What I like is watching the shows when I want to watch them, scheduling them into my life rather than having to schedule my life around them. What all content providers have to get their head around is that these technologies are empowering users to live a social and interactive life their way and if you don't want to keep up with that or embrace it then there is going to be problems.
With you in spirit, but your statements are tinged with hyperbole. The major networks air more than 2 good shows a week, and more and more "cable channels" like AMC, USA, TNT, etc have begun airing some quality original programming. However, for every show like 30 Rock or The Closer, we get ten Real Worlds, Survivors, or Dancing with the Stars.

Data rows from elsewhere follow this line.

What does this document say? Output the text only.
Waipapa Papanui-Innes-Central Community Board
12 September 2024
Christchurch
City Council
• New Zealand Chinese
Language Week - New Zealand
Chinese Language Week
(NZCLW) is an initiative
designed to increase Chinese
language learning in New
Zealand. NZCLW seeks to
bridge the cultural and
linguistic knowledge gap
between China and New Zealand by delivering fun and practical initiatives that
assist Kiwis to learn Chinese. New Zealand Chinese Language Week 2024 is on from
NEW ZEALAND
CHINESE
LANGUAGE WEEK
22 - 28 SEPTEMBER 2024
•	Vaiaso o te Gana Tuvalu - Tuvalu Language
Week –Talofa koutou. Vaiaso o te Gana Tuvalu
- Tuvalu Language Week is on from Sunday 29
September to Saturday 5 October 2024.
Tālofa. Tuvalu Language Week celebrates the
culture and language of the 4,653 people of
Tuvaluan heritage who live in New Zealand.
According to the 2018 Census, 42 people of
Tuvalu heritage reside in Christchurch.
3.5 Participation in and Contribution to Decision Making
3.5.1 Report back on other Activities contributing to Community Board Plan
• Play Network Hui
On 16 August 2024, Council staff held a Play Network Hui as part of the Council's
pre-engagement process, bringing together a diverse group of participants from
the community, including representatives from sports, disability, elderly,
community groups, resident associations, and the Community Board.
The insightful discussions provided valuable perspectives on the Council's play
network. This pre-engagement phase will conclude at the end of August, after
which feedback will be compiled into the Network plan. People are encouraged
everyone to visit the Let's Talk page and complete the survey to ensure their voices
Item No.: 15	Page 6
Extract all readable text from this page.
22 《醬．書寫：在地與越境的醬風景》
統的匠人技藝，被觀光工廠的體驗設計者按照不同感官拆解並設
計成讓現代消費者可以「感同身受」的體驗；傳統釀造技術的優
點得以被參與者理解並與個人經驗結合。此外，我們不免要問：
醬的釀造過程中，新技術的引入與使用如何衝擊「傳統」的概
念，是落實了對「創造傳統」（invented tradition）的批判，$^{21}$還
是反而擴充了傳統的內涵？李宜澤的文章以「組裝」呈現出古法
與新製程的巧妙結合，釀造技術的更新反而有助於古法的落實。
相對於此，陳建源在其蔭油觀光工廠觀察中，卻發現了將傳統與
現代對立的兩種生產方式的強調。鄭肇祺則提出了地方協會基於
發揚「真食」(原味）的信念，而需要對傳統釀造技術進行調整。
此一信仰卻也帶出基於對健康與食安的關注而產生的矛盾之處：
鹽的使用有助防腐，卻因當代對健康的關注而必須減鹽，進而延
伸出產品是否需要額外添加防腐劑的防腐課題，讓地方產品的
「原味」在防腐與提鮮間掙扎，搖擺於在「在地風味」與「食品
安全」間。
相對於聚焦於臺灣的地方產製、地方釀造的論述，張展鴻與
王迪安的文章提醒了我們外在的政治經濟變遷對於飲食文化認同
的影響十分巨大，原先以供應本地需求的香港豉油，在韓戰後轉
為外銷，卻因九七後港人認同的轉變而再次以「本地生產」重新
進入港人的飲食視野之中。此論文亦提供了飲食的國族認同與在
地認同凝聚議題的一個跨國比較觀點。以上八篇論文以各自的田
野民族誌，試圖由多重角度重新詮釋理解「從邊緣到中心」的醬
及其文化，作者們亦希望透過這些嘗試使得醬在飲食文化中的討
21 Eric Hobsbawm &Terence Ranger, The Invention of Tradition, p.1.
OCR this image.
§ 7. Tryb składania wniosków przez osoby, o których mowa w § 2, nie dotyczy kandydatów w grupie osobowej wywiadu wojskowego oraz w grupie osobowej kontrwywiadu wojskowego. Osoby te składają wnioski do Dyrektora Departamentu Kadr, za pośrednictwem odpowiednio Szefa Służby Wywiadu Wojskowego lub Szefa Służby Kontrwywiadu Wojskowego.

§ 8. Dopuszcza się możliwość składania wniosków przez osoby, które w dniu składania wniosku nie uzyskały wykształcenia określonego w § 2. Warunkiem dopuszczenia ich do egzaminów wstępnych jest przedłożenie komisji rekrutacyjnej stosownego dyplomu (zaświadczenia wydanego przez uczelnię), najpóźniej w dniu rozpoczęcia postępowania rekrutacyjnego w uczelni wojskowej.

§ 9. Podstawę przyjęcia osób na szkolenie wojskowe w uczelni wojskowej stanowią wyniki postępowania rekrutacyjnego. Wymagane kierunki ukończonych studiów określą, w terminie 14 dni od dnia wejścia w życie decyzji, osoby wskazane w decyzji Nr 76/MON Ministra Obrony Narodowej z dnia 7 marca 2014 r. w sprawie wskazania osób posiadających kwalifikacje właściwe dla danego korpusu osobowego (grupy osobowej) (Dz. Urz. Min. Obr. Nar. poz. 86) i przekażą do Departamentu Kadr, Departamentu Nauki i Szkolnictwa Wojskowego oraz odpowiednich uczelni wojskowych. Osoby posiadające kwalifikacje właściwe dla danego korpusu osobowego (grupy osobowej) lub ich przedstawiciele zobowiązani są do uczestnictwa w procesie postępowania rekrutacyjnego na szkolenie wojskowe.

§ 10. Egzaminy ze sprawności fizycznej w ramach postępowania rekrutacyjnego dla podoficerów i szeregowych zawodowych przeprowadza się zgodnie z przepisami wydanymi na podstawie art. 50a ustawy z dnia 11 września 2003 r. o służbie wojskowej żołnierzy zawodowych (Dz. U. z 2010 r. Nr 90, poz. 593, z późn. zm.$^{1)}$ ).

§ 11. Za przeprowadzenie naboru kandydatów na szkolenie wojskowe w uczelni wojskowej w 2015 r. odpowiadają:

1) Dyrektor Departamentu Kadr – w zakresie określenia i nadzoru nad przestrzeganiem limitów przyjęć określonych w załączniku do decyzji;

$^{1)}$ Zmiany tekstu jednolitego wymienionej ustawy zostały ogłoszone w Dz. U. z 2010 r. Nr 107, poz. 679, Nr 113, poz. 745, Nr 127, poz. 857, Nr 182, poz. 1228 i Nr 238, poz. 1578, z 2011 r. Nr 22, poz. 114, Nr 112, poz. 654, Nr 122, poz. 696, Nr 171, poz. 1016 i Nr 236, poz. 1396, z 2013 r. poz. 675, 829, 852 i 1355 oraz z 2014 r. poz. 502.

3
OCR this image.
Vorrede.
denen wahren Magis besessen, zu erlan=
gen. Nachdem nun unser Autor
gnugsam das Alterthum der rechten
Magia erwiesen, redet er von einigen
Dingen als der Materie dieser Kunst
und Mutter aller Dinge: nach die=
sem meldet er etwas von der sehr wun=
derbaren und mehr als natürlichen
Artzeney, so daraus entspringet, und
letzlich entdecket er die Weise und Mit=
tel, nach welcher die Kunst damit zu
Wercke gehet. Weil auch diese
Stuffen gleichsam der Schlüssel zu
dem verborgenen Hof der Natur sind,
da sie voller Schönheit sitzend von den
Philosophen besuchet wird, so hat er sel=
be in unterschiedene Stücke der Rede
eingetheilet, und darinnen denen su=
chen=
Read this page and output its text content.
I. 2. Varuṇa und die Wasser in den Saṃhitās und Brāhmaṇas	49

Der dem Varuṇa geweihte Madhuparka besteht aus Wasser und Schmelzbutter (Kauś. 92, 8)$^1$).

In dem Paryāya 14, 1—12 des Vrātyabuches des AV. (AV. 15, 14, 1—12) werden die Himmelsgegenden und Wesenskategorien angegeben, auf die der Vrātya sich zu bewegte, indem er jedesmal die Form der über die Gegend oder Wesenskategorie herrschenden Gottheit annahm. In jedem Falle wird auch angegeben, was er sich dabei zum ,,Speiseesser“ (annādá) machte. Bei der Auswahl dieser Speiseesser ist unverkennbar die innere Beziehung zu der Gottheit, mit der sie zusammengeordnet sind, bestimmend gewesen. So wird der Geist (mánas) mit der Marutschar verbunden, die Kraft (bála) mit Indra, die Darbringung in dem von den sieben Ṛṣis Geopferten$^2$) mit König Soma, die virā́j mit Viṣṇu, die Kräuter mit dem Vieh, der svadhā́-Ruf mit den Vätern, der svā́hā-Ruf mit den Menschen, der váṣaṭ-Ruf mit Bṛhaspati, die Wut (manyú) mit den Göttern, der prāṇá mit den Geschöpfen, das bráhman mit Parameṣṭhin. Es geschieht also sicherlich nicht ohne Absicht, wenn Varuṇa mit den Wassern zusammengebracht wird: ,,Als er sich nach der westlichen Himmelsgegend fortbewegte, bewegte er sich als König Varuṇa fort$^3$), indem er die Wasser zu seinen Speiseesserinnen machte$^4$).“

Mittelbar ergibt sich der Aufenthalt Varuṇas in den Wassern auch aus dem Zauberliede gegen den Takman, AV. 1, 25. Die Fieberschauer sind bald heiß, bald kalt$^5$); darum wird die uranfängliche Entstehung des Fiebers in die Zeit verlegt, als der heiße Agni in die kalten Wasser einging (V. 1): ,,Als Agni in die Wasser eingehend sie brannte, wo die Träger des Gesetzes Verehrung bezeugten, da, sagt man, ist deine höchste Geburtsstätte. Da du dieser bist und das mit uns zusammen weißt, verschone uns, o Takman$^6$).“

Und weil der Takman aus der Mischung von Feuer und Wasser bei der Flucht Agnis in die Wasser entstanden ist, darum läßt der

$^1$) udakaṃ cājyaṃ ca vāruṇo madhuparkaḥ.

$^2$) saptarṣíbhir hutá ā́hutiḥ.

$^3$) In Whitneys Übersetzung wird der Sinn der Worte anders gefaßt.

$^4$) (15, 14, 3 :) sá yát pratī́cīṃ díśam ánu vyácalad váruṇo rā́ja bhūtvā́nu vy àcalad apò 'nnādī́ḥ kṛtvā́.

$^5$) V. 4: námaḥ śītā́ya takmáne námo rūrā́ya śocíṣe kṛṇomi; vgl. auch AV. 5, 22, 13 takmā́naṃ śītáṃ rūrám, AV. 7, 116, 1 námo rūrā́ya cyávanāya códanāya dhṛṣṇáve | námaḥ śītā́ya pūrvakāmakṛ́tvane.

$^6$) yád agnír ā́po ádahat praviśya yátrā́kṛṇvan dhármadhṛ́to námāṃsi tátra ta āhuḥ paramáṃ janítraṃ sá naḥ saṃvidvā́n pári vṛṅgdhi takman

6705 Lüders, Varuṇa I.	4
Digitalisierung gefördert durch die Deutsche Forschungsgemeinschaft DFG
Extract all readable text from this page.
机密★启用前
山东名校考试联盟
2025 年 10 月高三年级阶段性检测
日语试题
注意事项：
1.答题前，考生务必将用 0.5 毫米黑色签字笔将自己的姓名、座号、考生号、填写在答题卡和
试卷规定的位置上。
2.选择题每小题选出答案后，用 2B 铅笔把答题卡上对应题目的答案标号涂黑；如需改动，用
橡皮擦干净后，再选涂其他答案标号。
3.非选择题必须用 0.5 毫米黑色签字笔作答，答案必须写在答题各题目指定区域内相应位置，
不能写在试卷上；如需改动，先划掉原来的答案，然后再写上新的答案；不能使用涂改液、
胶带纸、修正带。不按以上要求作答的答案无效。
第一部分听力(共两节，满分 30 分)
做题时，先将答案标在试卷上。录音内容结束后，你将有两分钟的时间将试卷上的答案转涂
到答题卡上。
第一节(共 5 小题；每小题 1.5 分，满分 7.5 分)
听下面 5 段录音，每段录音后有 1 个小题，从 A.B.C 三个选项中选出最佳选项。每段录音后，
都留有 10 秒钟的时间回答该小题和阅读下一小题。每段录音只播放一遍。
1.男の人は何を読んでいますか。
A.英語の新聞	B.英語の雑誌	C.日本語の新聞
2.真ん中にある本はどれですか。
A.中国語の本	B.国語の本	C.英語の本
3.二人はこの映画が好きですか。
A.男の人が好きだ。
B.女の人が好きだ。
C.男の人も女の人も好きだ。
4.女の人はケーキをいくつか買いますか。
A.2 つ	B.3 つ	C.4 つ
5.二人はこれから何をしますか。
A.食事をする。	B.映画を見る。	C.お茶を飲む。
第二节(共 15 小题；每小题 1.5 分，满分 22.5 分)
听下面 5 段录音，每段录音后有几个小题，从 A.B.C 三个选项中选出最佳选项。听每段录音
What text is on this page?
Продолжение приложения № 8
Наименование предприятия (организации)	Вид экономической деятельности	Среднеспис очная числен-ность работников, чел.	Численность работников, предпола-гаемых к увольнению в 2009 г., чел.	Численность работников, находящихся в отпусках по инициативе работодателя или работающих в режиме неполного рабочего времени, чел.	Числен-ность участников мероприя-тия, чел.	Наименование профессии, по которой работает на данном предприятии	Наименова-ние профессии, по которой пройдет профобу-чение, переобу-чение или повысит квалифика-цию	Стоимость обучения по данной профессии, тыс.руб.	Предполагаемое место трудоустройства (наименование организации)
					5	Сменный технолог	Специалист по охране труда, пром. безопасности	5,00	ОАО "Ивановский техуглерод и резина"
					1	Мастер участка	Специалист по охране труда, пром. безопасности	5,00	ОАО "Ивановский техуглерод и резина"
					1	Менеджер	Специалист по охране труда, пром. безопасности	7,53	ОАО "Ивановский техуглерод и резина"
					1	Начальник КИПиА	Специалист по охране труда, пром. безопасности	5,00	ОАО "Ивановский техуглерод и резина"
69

Premium channels have been booming with original content in recent years. Maybe it's just because I did not have access to them much before BT trackers and release groups got into them, but I think there are more original shows on HBO, Showtime, etc than there used to be. Sure, you had things like 1st and Ten, Dream On, and the Red Shoe Diaries on HBO and Showtime 15-25 years ago, but now you have so much more. A lot of great shows in recent times have come form these networks (Deadwood, Weeds, Dexter, The Sopranos), along with a great deal more entertaining ones (The Tudors, Rome, Secret Diary of a Call Girl (not original, I know)).
As someone else has stated, the real problem is that TV providers have made it an increasingly hostile environment to watch their content.
- More commercial time per hour. The average 1-hour show is under 44 minutes now.
- Channel identifier logos on constantly. In the beginning these were semi-transparent line-art, now they are colorful and often animated.
- Squashed and sped-up credit sequences. Sure, few people want to see them, but sometimes we do, and without commercial/news at 10 hype
- Pop-up in-show ads "New Episode of Dancing With the Stars NEXT" at the bottom of the screen, blocking this show
- Time-shifting to screw up DVR users
- Loudness tricks to make commercials seem louder than the show. Gotta crank up the movie because it's so quiet, then WHAM! "BUY ZEST SOAP!"
- Constant schedule changes
I gave up cable TV about 8-9 years ago. I was heavy into anime at the time, had just moved, so I went with internet and substantial DVD purchases (back when DVDs were still $30 each, though you could get them for ~33-50% off online). I found out I just did not need to veg out in front of TV shows I didn;t care about every evening. I read more books, was online more, had other things to do.
It was liberating. ^_^
I've built up so much character I have an alter-ego
And when they go into reruns part way through the season, or they stop broadcasting entirely for a couple of weeks or more and then come back on. And what is it with the short season lengths? TV seasons used to last 25 to 30 weeks. Now they're 12 weeks???? To say TV is getting more lame as time goes on is like saying Ci Lo is just chunky. Maybe if they provided something worth watching instead of 'reality tv' they wouldn't be so far behind. It's all for the shareholders.
Create something cheap to produce to maximize revenue for the shareholders, instead of worrying about good product for the customers and long term stability for the employees. Instead of win, win, win, it is win for a short time, get fucked, get fucked. And then eventually the customers get tired of the crap product and it is lose lose lose. End of story.
Over emphasize of the shareholders so the already overpaid CEO can get bigger bonuses for a short time then out the door with a gold parachute. Same bullshit that plagues the financial industry plagues every other industry in North America and Europe lately. Sure, the shareholders should get paid, but not to the exclusion of long term viability. Businesses like these have adopted the parasitic self-cannibalization strategy since around 1990.
-- I ignore anonymous replies to my comments and postings.